Teachers who are currently successful in traditional classroom structures may be less likely to opt into higher level of transparency. It may not be obvious how practices of increased transparency benefit them. And for highly effective face-to-face teachers themselves it may not be more effective, but for a school or district to replicate instruction which works with their student demographics it is beneficial. Students cannot have only one year of highly effective teaching, but the formula should be expanded to similar classrooms when possible; platforms which create more transparent views into successful teaching offer ease of replication. These highly effective teachers transitioning to a new format will need support similar to ineffective teachers. In truth these teachers may appreciate more the magnitude of work needed to produce high quality learning environments. Due to that realization, such teachers require extensive, structured practice time in creating content for online. Those same teachers need a crosswalk between traditional assignments and online assignments with higher transparency. This time and practice is likely not something they have been afforded either in teacher preparation and/or on the job of teaching regardless of the effectivity level of the teacher..

Leaders & Transparency

Leaders themselves need to observe different behaviors when visiting a classroom. Classroom visitations themselves should be both online and in-person; both “places” should support and mirror the same educational environment. Online, leaders are looking for intuitive navigation and positive student interaction with the content and other learners. Face-to-face, leaders are looking for how integrated the online platform is into the day-to-day classroom, how easily do students log on and know what to do, independent but on task behavior from students in the online portions of their blended learning, and what are the students saying about the online content? Leaders may need to seek out exemplars outside their school/district if examples do not yet exist in their school/district.

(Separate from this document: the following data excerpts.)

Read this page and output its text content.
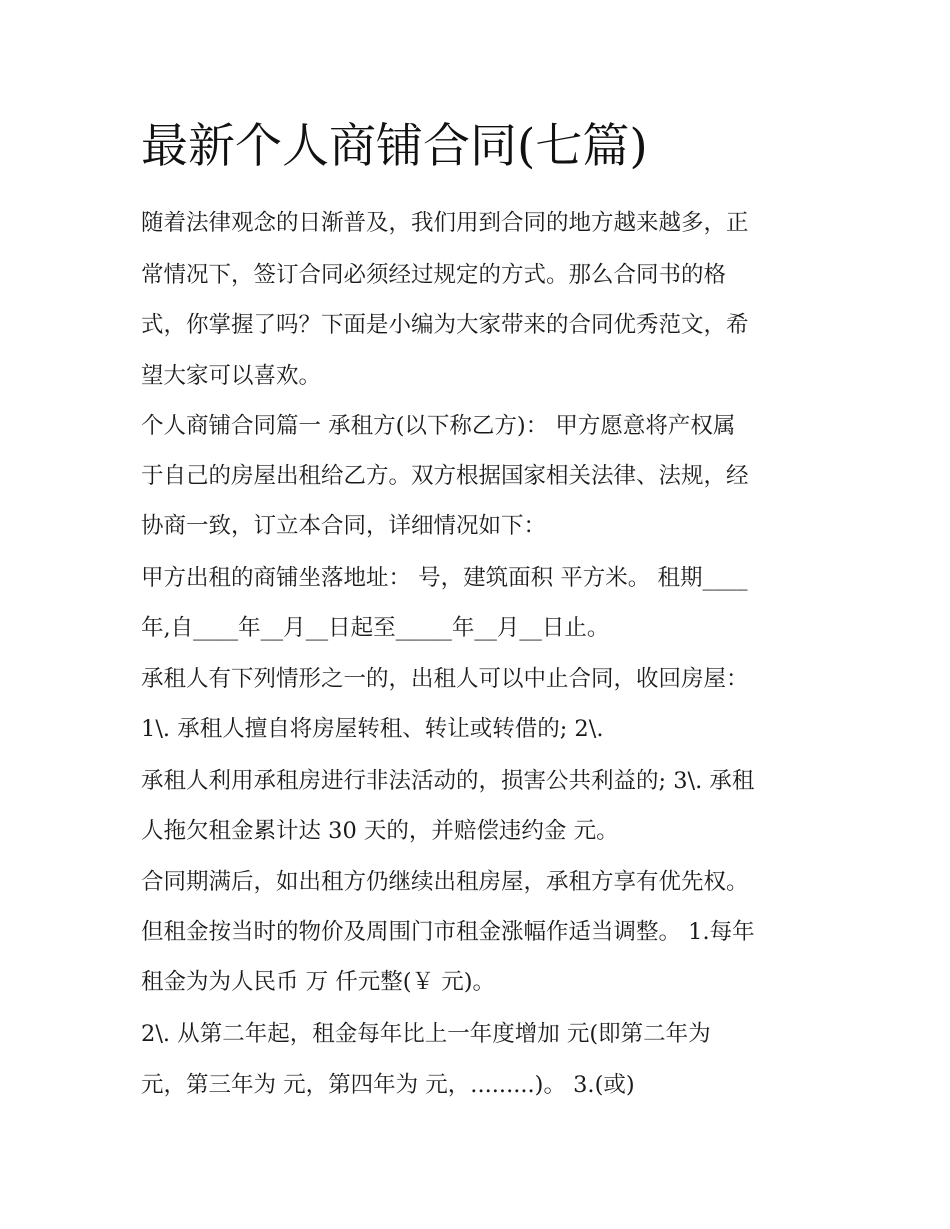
最新个人商铺合同(七篇)

随着法律观念的日渐普及，我们用到合同的地方越来越多，正

常情况下，签订合同必须经过规定的方式。那么合同书的格

式，你掌握了吗？下面是小编为大家带来的合同优秀范文，希

望大家可以喜欢。

个人商铺合同篇一 承租方(以下称乙方)： 甲方愿意将产权属

于自己的房屋出租给乙方。双方根据国家相关法律、法规，经

协商一致，订立本合同，详细情况如下：

甲方出租的商铺坐落地址： 号，建筑面积 平方米。 租期____

年,自____年__月__日起至_____年__月__日止。

承租人有下列情形之一的，出租人可以中止合同，收回房屋：

1\. 承租人擅自将房屋转租、转让或转借的; 2\.

承租人利用承租房进行非法活动的，损害公共利益的; 3\. 承租

人拖欠租金累计达 30 天的，并赔偿违约金 元。

合同期满后，如出租方仍继续出租房屋，承租方享有优先权。

但租金按当时的物价及周围门市租金涨幅作适当调整。 1.每年

租金为为人民币 万 仟元整(￥ 元)。

2\. 从第二年起，租金每年比上一年度增加 元(即第二年为

元，第三年为 元，第四年为 元，.........)。 3.(或)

School or district leaders likely need training on this new teaching and learning environment. They need to be aware of how teachers are asking students to learn to help families cope with this shifting mode of education. Maybe the most important reason they need training to to fully understand the amount of training some of their most fragile teacher-learners require. With families and teachers assured, leaders will be able to manage this new movement in education.

Transparency Assurance

Educators and learners who do not yet value transparency require different nurturing. Help them come to value a more open view into education. Help them thrive in transparency through your support of their planning time, their training, and stepping the most reluctant through with tiny steps.